Subject JASON Re: [IBO] Incremental PROBLEM Search
Author Helen Borrie
At 05:54 PM 15/12/2005 +0000, you wrote:
>Hi All,
>
>I have a column defined as DESCRIPTION VARCHAR(60) CHARACTER SET
>ISO8859_1 COLLATE ES_ES in one of my tables.
>
>Ordering in TIBO_Query works fine but incremental searching can't find
>my special characters.
>Does anyone have a solution to this problem?
>
>I know this is not first question in this way, but NO ONE cans solve
>or give some light about?
>
>Of course I set the character set on conection, and in the database
>all wotk fine, bu not in IBO inc_search.

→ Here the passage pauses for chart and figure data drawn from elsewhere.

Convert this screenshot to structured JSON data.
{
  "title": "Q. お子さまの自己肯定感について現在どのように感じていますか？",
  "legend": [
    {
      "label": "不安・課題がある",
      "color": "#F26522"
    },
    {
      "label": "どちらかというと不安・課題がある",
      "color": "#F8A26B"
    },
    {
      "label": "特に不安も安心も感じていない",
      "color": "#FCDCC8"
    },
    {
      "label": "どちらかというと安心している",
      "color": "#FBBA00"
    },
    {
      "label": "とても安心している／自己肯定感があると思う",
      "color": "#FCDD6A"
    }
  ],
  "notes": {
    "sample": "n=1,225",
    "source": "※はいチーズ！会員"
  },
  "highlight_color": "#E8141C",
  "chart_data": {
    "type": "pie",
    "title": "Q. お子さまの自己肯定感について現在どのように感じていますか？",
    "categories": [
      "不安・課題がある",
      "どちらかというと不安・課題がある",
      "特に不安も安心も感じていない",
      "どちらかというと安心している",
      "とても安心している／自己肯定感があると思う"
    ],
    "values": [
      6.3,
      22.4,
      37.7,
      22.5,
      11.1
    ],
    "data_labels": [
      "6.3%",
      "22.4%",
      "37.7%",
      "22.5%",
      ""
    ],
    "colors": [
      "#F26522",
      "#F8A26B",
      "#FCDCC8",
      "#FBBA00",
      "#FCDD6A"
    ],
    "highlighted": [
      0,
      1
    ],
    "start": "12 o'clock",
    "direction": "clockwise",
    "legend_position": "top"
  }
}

I don't know the solution, only the cause...but you need some kind of
answer to this reasonable question! If Jason already answered it and I
missed it, my apologies.

The problem is that, to get a collation-sensitive search requires a COLLATE
clause in both the ORDER BY and the WHERE criteria, viz., the request sent
to the server would need to resolve as

SELECT.....
ORDER BY [OrderingItem] COLLATE ES_ES
WHERE Description STARTING WITH '<current input string>' COLLATE ES_ES

In other words, it needs to be possible for IBO's parser to consider a
COLLATE attribute when it is processing the OrderingItem and the string of
characters that it is going to search on. I don't know of any properties
you can set to make this happen.

One possibility I can think of is to define a proxy column in the table
with CHARACTER SET NONE, to which you write (with a trigger) each time the
Description column is written to, i.e. a BEFORE INSERT OR UPDATE trigger,
if you are using Firebird 1.5 or higher, containing

if (new.Description is not null) then
new.Descr_proxy = upper(new.Description);

And then set the column's NoCaseFieldName attribute in the ColumnAttributes
(or in the IB_Connection, if you prefer to set it globally), i.e.
In Fields Editor: Check "CASE INSENSITIVE" and enter name of
case-insensitive proxy search column in accompanying field.
In the Stringlist Editor (for the column, or globally, in the
ib_connection): [TABLE.]COLUMNNAME=NOCASE=MyProxyColumnName

I can't test this theory as I don't have any databases that use
collations. If you think it's worth a try, just do it with one of your
lookup tables and let us know what happens. You could add the proxy column
and the trigger, and immediately use the following statement to fire the
BEFORE UPDATE part of the trigger and update the new column for the
existing records:

update mytable
set Description = Description

Meanwhile, let's see whether Jason can offer some "trick" that is simpler.